BAB I
PENDAHULUAN
A. Latar Belakang Masalah
Dewasa ini masalah pendidikan semakin menjadi perhatian masyarakat karena pendidikan merupakan milik dan tanggung jawab masyarakat. Kedudukan pendidikan diharapkan menjadi ke arah tercapainya peningkatan kualitas sumber daya manusia yang mampu menghasilkan manusia yang beriman dan bertaqwa, berbudi pekerti yang luhur, berkepribadian mandiri, cerdas, kreatif, terampil dan beretos kerja yang tinggi telah diamanatkan dalam Garis-garis Besar Haluan Negara (1993: 49). Pembangunan sumber daya manusia bertujuan untuk meningkatkan kualitasnya sehingga dapat mendukung pembangunan ekonomi melalui peningkatan produktifitas dengan pendidikan nasional yang makin merata dan bermutu disertai peningkatan dan perluasan pendidikan keahlian yang dibutuhkan berbagai bidang pembangunan ilmu dan teknologi yang makin mantap.

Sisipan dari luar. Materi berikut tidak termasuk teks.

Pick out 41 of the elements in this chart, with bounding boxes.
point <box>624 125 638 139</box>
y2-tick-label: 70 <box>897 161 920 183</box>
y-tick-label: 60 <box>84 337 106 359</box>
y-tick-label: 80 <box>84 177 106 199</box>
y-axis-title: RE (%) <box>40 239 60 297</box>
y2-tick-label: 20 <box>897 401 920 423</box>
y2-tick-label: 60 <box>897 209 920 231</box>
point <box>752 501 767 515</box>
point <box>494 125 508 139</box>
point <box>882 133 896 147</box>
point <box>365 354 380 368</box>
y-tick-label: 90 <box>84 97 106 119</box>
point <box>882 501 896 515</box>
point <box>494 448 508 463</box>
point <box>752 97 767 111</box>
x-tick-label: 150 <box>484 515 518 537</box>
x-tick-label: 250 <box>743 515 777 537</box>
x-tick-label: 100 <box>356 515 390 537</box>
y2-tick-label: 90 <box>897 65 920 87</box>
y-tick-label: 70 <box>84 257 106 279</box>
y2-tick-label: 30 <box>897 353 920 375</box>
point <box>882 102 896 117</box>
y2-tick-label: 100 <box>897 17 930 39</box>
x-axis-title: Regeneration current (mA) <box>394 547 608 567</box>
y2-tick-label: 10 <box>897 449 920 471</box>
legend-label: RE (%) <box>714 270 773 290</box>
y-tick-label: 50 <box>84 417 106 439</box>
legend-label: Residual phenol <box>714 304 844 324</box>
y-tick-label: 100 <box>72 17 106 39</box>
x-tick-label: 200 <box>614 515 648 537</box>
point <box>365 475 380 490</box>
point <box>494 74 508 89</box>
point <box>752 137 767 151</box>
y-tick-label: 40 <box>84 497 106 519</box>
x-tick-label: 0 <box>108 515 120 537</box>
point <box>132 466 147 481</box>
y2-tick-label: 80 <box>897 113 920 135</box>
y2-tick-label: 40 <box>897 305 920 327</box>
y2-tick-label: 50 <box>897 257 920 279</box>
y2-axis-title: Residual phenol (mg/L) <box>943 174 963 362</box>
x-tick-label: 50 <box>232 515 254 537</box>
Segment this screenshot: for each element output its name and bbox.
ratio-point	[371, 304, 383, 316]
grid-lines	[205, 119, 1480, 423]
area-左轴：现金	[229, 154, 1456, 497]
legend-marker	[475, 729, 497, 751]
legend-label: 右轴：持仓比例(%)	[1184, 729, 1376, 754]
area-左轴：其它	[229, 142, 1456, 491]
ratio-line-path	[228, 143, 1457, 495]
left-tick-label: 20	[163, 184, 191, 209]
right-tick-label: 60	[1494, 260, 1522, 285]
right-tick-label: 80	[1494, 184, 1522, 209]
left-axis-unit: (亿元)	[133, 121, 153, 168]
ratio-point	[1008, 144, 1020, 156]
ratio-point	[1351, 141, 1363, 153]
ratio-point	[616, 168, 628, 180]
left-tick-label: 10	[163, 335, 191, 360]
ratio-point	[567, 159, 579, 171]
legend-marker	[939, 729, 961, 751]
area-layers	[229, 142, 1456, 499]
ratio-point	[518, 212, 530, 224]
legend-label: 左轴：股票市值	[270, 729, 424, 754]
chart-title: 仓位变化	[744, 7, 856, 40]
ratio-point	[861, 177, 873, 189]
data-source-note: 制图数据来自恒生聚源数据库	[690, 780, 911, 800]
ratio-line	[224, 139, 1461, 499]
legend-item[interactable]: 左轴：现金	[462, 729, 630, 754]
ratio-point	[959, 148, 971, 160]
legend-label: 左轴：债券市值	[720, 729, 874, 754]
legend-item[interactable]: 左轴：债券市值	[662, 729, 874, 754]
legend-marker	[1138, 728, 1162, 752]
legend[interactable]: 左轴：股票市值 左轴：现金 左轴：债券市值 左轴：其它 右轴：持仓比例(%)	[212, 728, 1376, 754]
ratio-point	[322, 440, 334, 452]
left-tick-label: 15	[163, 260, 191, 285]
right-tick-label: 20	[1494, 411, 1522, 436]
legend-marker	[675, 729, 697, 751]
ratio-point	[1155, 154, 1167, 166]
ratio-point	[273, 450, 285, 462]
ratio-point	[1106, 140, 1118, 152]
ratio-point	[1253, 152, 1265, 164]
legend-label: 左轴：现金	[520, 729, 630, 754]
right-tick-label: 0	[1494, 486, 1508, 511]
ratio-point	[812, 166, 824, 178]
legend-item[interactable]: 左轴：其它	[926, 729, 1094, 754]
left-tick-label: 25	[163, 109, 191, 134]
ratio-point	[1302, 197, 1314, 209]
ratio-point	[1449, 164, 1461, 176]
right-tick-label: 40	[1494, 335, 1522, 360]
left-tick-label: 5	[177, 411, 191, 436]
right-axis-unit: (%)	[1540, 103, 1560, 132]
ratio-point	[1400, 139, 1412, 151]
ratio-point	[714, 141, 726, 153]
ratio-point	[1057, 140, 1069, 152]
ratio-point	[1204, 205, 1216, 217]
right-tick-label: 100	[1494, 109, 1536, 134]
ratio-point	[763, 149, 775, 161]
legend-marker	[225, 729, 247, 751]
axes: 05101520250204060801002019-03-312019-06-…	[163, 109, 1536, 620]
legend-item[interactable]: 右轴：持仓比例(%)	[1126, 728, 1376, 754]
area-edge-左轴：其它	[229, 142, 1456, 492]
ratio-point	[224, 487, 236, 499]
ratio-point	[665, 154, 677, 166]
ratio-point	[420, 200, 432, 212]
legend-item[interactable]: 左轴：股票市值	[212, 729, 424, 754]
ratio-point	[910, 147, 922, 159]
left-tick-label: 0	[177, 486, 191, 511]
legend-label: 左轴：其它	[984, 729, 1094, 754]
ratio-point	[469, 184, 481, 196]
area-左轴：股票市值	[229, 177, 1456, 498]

Dengan melihat pentingnya pendidikan maka sejak pelita I pemerintah terus berupaya dalam mengatasi berbagai masalah pendidikan seperti pembaharuan kurikulum dan proses belajar mengajar, peningkatan kualitas guru, pengadaan buku pelajaran dan sarana belajar, penyempurnaan sistem penilaian, penataan organisasi dan manajemen pendidikan serta usaha lain yang berhubungan dengan penimgkatan kualitas pendidikan. Dengan kata lain upaya dalam pembaharuan pendidikan meliputi hal-hal yang diusahakan untuk peningkatan kualitas pendidikan seperti yang dikemukakan oleh Misbah (1978:13) antara lain : 1) Masalah pemerataan pendidikan, 2) Masalah relevansi pendidikan dengan tuntutan masyarakat, 3) Masalah kualitas/mutu pendidikan, 4) Masalah efesiensi pendidikan.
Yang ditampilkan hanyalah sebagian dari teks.